EdT: A proteção integral das crianças e adolescentes é uma prioridade estabelecida pelo ECA. Quais desafios o Sistema de Garantia de Direitos enfrenta nos territórios para assegurar de maneira integral a proteção das meninas vítimas de violência sexual?
Irene e Carolina: A proteção integral das crianças e adolescentes, conforme estabelecido pelo ECA, enfrenta vários desafios nos territórios. Cada território tem suas especificidades, que podem incluir variações culturais, socioeconômicas e de infraestrutura, afetando diretamente a implementação de políticas públicas eficazes.
Desafios comuns incluem a insuficiência de recursos, a falta de profissionais qualificados e a necessidade de uma maior integração entre as diversas instâncias do Sistema de Garantia de Direitos.
Dada a complexidade destes desafios, recomendamos que esta questão seja discutida com profissionais que atuam diretamente nos territórios, pois eles podem fornecer uma visão mais detalhada e baseada em experiências práticas sobre os obstáculos enfrentados e as possíveis soluções.
EdT: Na sua avaliação, por quais razões os direitos de meninas e mulheres estão em jogo neste momento no parlamento brasileiro?
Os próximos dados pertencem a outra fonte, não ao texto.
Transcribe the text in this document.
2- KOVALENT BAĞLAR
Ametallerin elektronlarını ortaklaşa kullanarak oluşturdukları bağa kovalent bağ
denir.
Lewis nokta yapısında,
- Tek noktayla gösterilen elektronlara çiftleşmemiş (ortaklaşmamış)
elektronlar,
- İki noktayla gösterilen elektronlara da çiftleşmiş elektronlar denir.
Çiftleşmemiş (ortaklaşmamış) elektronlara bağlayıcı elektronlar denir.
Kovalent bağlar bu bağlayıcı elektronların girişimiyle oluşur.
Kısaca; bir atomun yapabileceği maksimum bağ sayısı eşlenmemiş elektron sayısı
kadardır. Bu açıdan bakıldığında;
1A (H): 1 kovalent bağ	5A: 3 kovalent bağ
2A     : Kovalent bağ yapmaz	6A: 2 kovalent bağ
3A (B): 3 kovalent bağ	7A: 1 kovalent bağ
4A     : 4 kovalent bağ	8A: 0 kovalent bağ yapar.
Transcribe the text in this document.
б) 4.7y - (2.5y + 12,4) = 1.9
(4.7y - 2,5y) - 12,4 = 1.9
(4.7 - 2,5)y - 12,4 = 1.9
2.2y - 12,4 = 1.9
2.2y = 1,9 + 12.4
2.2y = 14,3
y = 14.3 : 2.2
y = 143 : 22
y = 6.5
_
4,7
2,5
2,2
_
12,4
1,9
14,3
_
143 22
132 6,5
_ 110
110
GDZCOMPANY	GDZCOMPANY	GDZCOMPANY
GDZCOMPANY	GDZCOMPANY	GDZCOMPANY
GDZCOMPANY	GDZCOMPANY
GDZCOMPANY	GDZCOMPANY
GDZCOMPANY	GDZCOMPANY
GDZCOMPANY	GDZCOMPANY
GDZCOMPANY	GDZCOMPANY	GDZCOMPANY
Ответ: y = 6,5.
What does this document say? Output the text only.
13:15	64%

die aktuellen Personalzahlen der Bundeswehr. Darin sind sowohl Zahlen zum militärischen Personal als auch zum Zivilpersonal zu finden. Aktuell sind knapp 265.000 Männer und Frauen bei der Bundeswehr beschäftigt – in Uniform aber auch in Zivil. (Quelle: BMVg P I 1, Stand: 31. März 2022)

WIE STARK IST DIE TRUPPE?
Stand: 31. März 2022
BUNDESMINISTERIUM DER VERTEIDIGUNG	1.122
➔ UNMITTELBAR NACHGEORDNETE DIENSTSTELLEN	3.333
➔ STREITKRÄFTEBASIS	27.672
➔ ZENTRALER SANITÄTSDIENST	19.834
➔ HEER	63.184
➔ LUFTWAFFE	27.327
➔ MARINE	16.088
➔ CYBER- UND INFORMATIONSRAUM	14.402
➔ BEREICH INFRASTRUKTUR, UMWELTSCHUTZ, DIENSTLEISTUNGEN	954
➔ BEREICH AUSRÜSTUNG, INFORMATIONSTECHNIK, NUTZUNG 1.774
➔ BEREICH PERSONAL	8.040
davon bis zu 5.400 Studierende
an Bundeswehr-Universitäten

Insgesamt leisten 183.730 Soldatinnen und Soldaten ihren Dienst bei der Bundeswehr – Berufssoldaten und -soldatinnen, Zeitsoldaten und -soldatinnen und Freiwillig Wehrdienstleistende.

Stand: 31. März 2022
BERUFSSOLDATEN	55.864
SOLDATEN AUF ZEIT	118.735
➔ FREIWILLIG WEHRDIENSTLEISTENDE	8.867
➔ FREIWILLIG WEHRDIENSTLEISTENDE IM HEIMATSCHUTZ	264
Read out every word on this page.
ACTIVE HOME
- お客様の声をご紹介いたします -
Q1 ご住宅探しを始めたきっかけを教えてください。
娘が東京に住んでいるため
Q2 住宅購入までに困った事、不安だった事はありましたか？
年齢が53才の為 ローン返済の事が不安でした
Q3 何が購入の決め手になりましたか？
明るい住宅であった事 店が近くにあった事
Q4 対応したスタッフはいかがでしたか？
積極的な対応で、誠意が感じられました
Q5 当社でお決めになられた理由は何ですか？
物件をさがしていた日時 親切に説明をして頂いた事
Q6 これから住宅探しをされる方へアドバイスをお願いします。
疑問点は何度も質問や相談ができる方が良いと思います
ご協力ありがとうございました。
Quais interesses têm pautado essa discussão?
Irene: Vivemos um momento delicado, não apenas no Brasil, no que tange a ameaças à democracia. Forças conservadoras presentes no cenário político tendem a lutar contra avanços no campo dos Direitos Humanos de um modo geral.
A questão do aborto entra em disputa com frequência, sendo o controle sobre o corpo feminino uma prática de longa data. Mas é também uma oportunidade para se debater publicamente as questões em disputa, combater retrocessos e ressaltar as violações de direitos e os impactos sobre a população infantil e adolescente.